XMP was also disabled, which is always disappointing as our memory speed was cut by a third as well as being given higher latency timings.
Automatic CPU Overclocking – UEFI-based CPU Speed Profile:
The 4.8GHz 7700K UEFI preset worked well. 4.8GHz at 1.38V under load is a fair setting that average Kaby Lake 7700K CPUs should be able to run at while also maintaining Prime 95-level stability. Thankfully, XMP was left enabled on our memory modules.
Manual CPU Overclocking:
To test the Gigabyte Aorus Z270X-Gaming 7 motherboard’s CPU overclocking potential, we first increased the CPU VCore to 1.35V and applied High LLC setting.
We maintained the DRAM frequency at 3200MHz to take its stability out of the overclocking equation. Cache frequency was maintained at its stock MCT value of 4.2GHz.
Gigabyte’s Aorus Z270X-Gaming 7 managed to take our Core i7-7700K to its maximum Prime-stable overclock of 4.8GHz using 1.35V. The board actually did this with less than 1.35V (1.33 under load) by virtue of the poor LLC settings.
If you want a specific voltage level, the way to achieve it is by trial and error because LLC swings the load value either above or below the intended mark.
3600MHz XMP Memory:
We test the motherboard’s ability to run G.Skill’s high-speed 16GB DDR4 TridentZ kit at a 3600MHz XMP setting. High-speed XMP settings can prove a challenge for motherboard designers when optimising the settings for stability at the intended DRAM frequency.

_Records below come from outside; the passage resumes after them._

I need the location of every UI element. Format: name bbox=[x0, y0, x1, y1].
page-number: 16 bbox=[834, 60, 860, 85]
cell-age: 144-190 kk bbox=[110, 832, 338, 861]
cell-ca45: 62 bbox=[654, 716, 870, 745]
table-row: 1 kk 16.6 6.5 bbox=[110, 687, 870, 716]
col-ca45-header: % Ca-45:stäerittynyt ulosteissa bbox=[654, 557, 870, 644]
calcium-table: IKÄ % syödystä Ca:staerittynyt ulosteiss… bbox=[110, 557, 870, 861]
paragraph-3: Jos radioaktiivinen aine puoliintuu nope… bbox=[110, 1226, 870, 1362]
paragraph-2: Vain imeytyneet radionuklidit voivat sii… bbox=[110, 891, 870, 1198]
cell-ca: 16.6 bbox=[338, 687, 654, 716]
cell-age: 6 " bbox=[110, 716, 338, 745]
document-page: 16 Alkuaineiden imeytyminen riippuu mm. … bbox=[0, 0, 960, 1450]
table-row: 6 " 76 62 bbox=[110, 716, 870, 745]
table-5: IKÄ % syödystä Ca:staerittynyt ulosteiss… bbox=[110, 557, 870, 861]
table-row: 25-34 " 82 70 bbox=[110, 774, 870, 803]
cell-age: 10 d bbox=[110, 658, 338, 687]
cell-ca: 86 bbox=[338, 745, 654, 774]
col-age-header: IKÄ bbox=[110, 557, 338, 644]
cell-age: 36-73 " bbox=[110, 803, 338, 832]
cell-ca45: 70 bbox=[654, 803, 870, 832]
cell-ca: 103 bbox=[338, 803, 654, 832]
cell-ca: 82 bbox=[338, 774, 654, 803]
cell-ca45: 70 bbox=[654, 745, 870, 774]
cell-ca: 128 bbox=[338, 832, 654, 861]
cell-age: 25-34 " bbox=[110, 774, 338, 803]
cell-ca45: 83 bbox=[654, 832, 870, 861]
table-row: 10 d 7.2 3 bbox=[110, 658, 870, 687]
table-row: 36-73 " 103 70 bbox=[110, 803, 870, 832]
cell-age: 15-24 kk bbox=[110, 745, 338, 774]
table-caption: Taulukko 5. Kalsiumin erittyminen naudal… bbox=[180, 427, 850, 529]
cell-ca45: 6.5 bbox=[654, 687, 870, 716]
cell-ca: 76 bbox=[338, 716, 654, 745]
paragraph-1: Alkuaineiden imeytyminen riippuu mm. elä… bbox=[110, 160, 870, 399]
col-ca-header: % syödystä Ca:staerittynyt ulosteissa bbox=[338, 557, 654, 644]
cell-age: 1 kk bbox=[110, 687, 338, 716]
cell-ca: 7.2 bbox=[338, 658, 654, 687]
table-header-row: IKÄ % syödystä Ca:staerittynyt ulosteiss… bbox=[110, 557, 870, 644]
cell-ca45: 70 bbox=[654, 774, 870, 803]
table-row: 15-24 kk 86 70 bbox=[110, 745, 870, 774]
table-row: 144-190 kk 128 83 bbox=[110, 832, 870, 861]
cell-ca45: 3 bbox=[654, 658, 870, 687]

3600MHz DDR4 worked without issue using the XMP setting.
As a performance comparison, we have included the results from two other Z270 motherboards. The maximum overclocked configuration achieved with each board was a 4800MHz (48 x 100MHz) processor frequency whilst using 3200MHz CL14 memory.
Overclocking delivers a nice performance boost for the Aorus Z270X-Gaming 7.
We leave the system to idle on the Windows 10 desktop for 5 minutes before taking a reading. For CPU load results we run AIDA64 CPU, FPU, and Cache stress tests and take a reading. The power consumption of our entire test system (at the wall) is shown in the chart.
Stock (MCT) power consumption was not a strength for Gigabyte due to the over-aggressive CPU voltages being applied. Overclocking only resulted in effectively the same power consumption, emphasising just how needlessly high the stock voltage levels are.
With that said, Gigabyte’s board does have lower overclocked load power draw numbers than ASUS and ASRock competitors. This is a direct result of the poor voltage accuracy attributed to the LLC settings. The board actually gets a stable overclock at a lower voltage by virtue of poor LLC design, which is an interesting thought that some may deem not such a bad point.